Statement by GAVI Alliance CEO, Seth Berkley MD

India polio free

Children in the Nehru Nagar slum in Patna, Bihar receive polio vaccines from immunisation teams. Urban slums are intensively targeted during polio campaigns. BMGF/2011

Geneva, 13 January 2012 – India’s success in staying free of polio for a year is a hugely important step towards a world free of this terrible disease, and bodes well for immunisation in a country where too many children still die from vaccine-preventable diseases.

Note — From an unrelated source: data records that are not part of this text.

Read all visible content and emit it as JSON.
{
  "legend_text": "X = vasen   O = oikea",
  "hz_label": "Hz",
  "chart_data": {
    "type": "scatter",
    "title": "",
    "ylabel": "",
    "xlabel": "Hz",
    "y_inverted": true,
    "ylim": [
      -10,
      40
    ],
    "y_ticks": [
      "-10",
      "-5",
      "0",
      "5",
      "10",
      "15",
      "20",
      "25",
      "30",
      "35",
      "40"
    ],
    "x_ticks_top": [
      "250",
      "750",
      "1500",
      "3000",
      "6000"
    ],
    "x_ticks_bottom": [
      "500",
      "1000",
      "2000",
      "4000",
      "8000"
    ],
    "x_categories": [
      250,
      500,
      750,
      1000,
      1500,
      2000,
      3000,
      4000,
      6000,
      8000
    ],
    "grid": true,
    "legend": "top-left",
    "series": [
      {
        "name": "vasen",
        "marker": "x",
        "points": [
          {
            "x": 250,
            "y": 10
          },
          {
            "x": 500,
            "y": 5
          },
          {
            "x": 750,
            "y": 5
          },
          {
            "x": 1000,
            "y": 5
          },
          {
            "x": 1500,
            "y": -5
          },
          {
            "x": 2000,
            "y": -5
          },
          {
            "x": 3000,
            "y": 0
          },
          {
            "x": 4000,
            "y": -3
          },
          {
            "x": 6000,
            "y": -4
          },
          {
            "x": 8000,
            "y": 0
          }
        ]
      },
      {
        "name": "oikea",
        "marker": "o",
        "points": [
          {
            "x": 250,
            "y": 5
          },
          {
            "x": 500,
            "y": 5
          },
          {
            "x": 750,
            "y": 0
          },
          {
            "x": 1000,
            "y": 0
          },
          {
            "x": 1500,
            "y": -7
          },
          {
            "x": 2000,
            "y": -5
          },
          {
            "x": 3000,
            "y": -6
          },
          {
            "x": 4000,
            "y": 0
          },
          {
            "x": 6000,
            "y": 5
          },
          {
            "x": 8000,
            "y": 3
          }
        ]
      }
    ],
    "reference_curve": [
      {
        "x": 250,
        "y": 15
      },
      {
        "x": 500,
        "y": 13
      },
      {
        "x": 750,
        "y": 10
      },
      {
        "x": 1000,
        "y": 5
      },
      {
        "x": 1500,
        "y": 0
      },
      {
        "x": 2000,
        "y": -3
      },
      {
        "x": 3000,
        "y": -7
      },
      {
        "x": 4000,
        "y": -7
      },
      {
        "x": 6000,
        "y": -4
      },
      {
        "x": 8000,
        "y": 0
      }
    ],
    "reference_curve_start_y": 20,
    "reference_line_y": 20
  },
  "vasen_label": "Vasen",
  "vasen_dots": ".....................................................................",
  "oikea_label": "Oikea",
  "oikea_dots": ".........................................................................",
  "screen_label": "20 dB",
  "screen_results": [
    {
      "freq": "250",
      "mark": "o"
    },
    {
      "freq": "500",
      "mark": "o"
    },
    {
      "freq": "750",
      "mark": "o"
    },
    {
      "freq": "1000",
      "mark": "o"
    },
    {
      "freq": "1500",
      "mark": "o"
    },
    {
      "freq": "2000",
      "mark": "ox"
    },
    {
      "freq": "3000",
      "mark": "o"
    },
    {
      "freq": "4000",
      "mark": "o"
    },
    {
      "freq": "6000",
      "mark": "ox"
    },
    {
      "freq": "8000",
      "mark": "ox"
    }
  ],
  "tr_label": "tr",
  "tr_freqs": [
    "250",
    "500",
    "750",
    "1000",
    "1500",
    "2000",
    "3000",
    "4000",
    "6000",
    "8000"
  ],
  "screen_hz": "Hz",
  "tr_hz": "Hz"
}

Today, India marks the passage of an entire year without a new polio case. If tests confirm that India has indeed managed to stop the transmission of wild poliovirus, then the World Health Organization (WHO) will remove it from the list of polio-endemic countries, reducing that group to just three – Nigeria, Pakistan, and Afghanistan.

Overcoming challenges

Once an exporter of polio to other countries, India has long presented formidable challenges for polio eradication. It has migrant and isolated communities, and a huge population with approximately 26.5 million new children born every year.

To achieve a year without new polio cases, polio vaccinators in India have had to find and immunise children wherever they are – at brick kilns, in transit on trains, or living in remote regions of the country. A massive and impressive undertaking.

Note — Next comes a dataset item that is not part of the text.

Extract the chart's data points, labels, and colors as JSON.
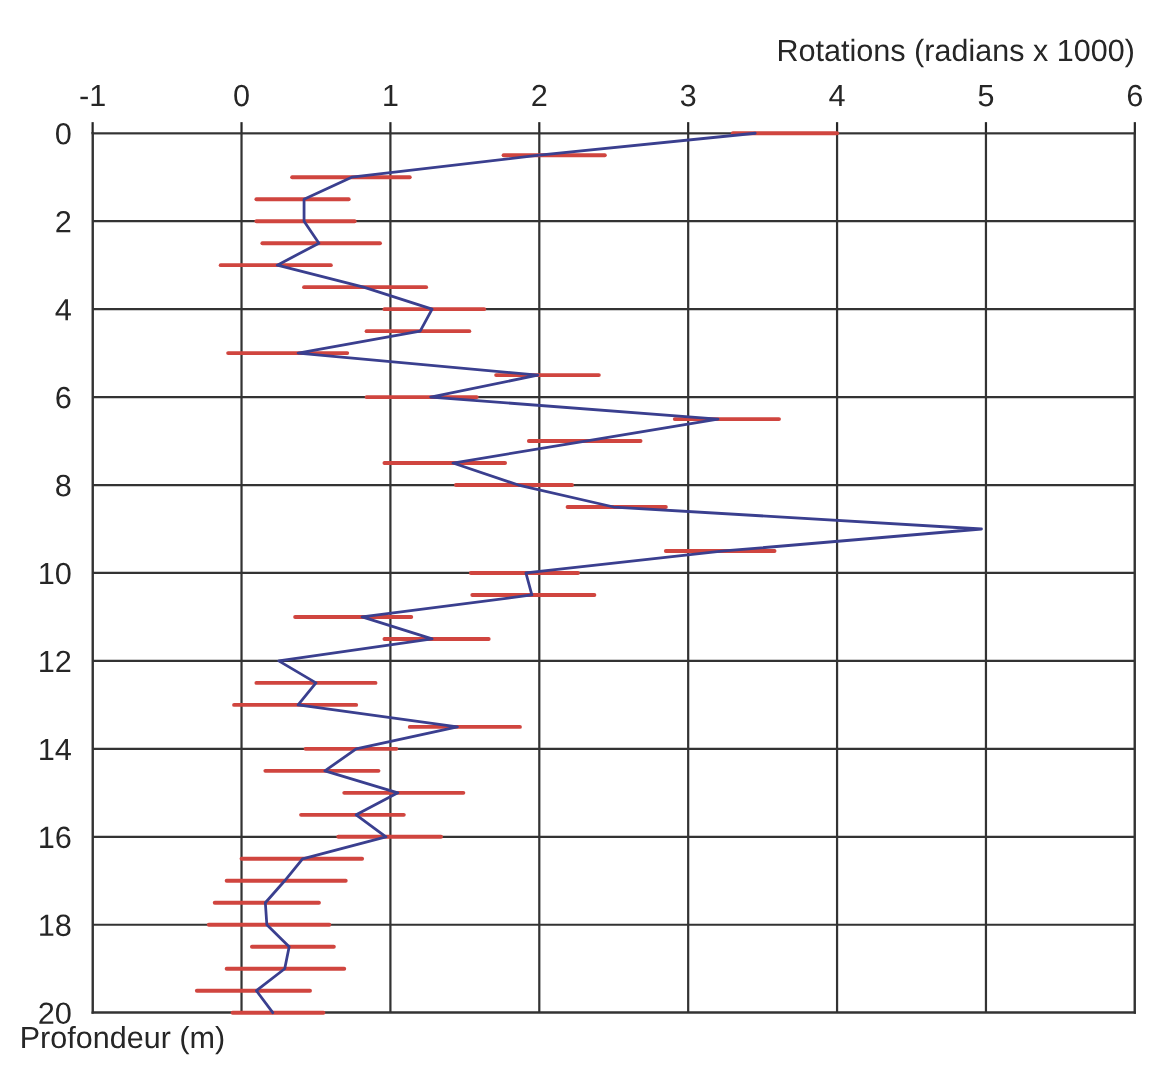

India’s remarkable progress against polio is a major milestone on the road to a world in which children can have the opportunity to grow up free from the threat of preventable diseases.

Dr. Seth Berkley, CEO, GAVI Alliance

Commitment to immunisation

This progress shows what can be done. It also signals India’s renewed political commitment to immunisation.

In December last year, India took another enormous step forward when it introduced the pentavalent vaccine in two states to protect children there from diphtheria, tetanus, pertussis, hepatitis B, and Haemophilus influenzae type b (Hib).

This builds on the work done by India’s impressive scientific and research community, a thriving vaccine industry that supplies more than 60% of UNICEF’s vaccines, and a proposed five-year plan that includes an encouraging new policy on vaccination.

Major milestone

All children everywhere should receive the protection from disease and ill health that immunisation can offer and India’s remarkable progress against polio is a major milestone on the road to a world in which children can have the opportunity to grow up free from the threat of preventable diseases.

The GAVI Alliance congratulates the Indian Government and people on their extraordinary progress and commitment to defeat polio and wish them every further success in realising the benefits of immunisation.